Es la queja de un escritor a quien le falta una sociedad, y comienza a comprender que la fantasía o la imaginación pueden desempeñarse más libremente en un mundo cerrado y ordenado. La experiencia de Conrad es demasiado dispersa; conocía muchas sociedades externamente, pero en profundidad no conocía ninguna. Su comprensión de la humanidad era completa. Pero cuando sitúa “El regreso” en Londres se encuentra de inmediato circunscrito. No puede arriesgar mucho; no puede superar su conocimiento. Las desventajas de un escritor, cuando ha hecho su trabajo, pueden aparecer como ventajas. “El regreso” nos coloca pronto tras bambalinas, por decirlo así, y nos da una idea de la necesaria singularidad del trabajo y la prodigiosa labor que descansa detrás de las novelas que se mantienen como una reflexión de nuestro mundo.

Resulta interesante meditar en los mitos de los escritores. En Conrad tenemos el mito imperialista del hombre de honor, el estilista del mar. Se olvida lo mejor de Conrad, pero al menos refleja la obra. Los mitos de los grandes escritores usualmente se refieren a sus obras antes que a sus vidas. En nuestros días, cada vez más, los mitos se refieren al escritor mismo; el trabajo se ha hecho menos entrometido. Las grandes sociedades que produjeron las grandes novelas del pasado se han venido abajo. La escritura se ha hecho más privada y más privadamente atractiva. La novela como forma ya no convence. La experimentación, no dirigida a las dificultades reales, ha corrompido la respuesta; y hay una gran confusión en la mente de los lectores y escritores sobre el propósito de la novela. El novelista, como el pintor, ya no reconoce su función interpretativa; busca ir más allá; y su público disminuye. Y así el mundo en el que vivimos, siempre nuevo, vulgarizado por la cámara, sigue sin examinarse, sin meditarse; y no hay quien despierte la sensación de su auténtica maravilla. Ésta es, quizás, una definición justa del propósito del novelista, en cualquier época.

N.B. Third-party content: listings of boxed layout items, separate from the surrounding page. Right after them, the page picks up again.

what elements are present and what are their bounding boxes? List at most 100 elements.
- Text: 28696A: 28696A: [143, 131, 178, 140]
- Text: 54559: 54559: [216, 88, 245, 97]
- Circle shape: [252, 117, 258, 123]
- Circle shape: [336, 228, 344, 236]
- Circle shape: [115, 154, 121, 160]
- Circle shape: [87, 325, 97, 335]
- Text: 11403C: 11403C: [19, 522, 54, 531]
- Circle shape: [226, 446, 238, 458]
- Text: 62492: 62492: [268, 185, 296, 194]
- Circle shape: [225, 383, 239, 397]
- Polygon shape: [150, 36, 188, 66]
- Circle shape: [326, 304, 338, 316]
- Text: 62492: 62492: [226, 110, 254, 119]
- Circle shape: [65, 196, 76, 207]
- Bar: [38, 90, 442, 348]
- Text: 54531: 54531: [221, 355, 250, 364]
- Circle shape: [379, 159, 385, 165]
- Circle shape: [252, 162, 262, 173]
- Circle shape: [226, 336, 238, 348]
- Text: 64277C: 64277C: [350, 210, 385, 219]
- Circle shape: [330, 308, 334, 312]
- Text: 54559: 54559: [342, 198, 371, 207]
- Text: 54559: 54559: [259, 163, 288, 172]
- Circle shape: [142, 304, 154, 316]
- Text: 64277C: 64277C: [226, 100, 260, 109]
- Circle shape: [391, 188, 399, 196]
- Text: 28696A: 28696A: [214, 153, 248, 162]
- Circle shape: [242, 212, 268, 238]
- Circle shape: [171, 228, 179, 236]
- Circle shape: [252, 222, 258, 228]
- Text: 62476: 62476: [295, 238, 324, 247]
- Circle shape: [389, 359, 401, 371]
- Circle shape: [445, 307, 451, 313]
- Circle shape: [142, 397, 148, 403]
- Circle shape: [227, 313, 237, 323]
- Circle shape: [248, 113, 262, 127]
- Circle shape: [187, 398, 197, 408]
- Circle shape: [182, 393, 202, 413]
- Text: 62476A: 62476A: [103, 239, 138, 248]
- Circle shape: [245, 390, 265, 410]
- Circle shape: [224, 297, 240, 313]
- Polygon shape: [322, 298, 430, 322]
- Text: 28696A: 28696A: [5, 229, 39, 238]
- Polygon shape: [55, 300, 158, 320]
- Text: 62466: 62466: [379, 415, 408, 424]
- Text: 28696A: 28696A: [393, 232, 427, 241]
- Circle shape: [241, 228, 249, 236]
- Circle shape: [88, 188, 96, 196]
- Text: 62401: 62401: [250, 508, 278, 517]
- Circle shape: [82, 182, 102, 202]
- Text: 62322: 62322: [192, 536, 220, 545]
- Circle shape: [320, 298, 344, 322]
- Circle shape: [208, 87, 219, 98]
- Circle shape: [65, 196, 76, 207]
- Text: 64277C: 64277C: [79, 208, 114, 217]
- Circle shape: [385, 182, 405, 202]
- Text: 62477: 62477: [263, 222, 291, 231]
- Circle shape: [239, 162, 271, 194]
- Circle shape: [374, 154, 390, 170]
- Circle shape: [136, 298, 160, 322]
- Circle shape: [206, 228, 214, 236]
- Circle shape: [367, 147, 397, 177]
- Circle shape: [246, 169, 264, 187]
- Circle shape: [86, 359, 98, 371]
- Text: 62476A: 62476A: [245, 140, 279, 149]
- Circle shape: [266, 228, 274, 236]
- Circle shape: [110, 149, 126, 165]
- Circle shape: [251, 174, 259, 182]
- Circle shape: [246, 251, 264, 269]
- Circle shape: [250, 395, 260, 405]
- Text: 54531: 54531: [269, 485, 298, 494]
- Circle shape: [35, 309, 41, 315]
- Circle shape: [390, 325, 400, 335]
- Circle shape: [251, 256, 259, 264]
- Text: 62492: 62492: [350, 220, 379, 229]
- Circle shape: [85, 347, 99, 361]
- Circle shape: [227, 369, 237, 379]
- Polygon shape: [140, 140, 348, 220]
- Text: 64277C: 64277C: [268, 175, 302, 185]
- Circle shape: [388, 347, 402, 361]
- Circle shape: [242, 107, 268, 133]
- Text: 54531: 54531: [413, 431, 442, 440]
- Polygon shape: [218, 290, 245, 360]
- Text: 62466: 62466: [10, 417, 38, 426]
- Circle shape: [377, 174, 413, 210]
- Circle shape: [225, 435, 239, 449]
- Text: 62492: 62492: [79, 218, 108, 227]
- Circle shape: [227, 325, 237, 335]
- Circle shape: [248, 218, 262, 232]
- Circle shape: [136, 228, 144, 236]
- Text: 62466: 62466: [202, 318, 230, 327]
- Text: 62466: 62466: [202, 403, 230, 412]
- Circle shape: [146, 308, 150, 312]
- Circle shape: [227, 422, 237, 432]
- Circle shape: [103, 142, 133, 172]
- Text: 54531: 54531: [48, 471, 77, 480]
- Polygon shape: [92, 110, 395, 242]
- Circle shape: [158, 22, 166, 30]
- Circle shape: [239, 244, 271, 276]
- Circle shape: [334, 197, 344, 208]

Conrad murió hace cincuenta años. En estos cincuenta años su obra ha penetrado en muchos rincones del mundo que el consideró oscuro. Es un tema para la meditación conradiana; nos dice algo sobre nuestro nuevo mundo. Tal vez no importe lo que digamos sobre Conrad; es suficiente con que sea discutido. Podemos recordarlo por lo que dice Marlow en El corazón de las tinieblas:* “la importancia de un relato no estaba dentro de la nuez sino fuera, envolviendo la anécdota de la misma manera que el resplandor circunda la luz, a semejanza de uno de esos halos neblinosos que a veces se hacen visibles por la iluminación espectral de la claridad de la luna.”

 

* El corazón de las tinieblas, traducción de Sergio Pitol, conaculta, Clásicos para Hoy, núm. 33, México 1998.

 

*Las citas de El agente secreto pertenecen a la traducción de Alberto Martínez A., Ediciones B.S.A, Santiago de Chile.